Operator Fusion

Operator Fusion#

When writing a simple arithmetic expression like the following:

(A = B * (cos(C) / D)).run();

Using the typical order of operations rules, we evaluate the expression in parentheses first ((cos(C) / D)), followed by the multiply, then the assignment. Written using standard C++ operator overloading, we would have a cosine, division, multiplication, and assignment overload. Each operator performs their respective task, then returns the value computed. That returned value is stored somewhere (either out to memory or possible in a register), then the next operator uses that output as input into its own computation. Finally, the assignment writes the value, usually out to memory.

While there’s nothing wrong with the approach above, it can lead to significant performance penalties, especially on hardware where the penalty for going to main memory is orders of magnitude higher than other types of memory. In the worst case, the expression above would have 4 loads and stores (cosine, division, multiplication, assignment).

To avoid this overhead, MatX uses a technique called lazy evaluation to reduce the total number of loads and stores. It does this by overloading each operator so that instead of performing the operation, such as multiplication, instead it returns an object that represents multiplication when it’s needed. The entire expression is generates a single type in C++ representing the equation above, and when we ask for element (0,0) of A above, the value is computed on-the-fly without storing any values. This also implies that you can store an entire expression into a variable and nothing will be exectuted:

auto op = (B * (cos(C) / D));

In the example above op can be further combined with other expressions, which can increase code readability without loss of performance.

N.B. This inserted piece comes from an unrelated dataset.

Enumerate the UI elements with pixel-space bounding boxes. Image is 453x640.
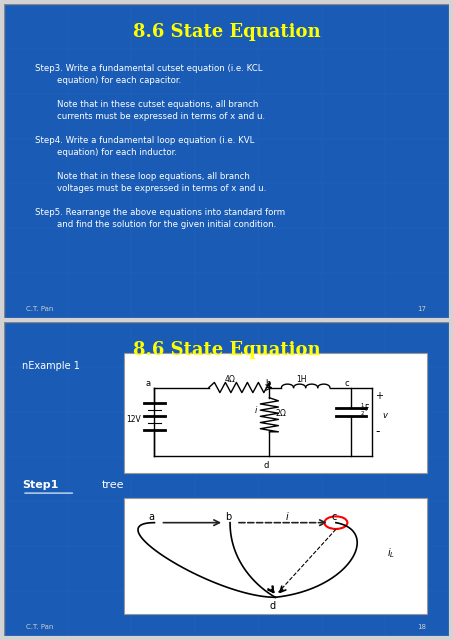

MatX’s operator fusion can extend beyond the simple expressions above. Since transforms are also usable inside operator expressions, this opens the possibility to selectively fuse more complex expressions:

(A = B * fft(C)).run();

The type system can see that we have a multiply where the right-hand side is an FFT transform and the left side is another operator. This allows MatX to potentially fuse the output of the FFT with a multiply of B at compile-time. In general, the more information it can deduce during compilation and runtime, the better the performance will be.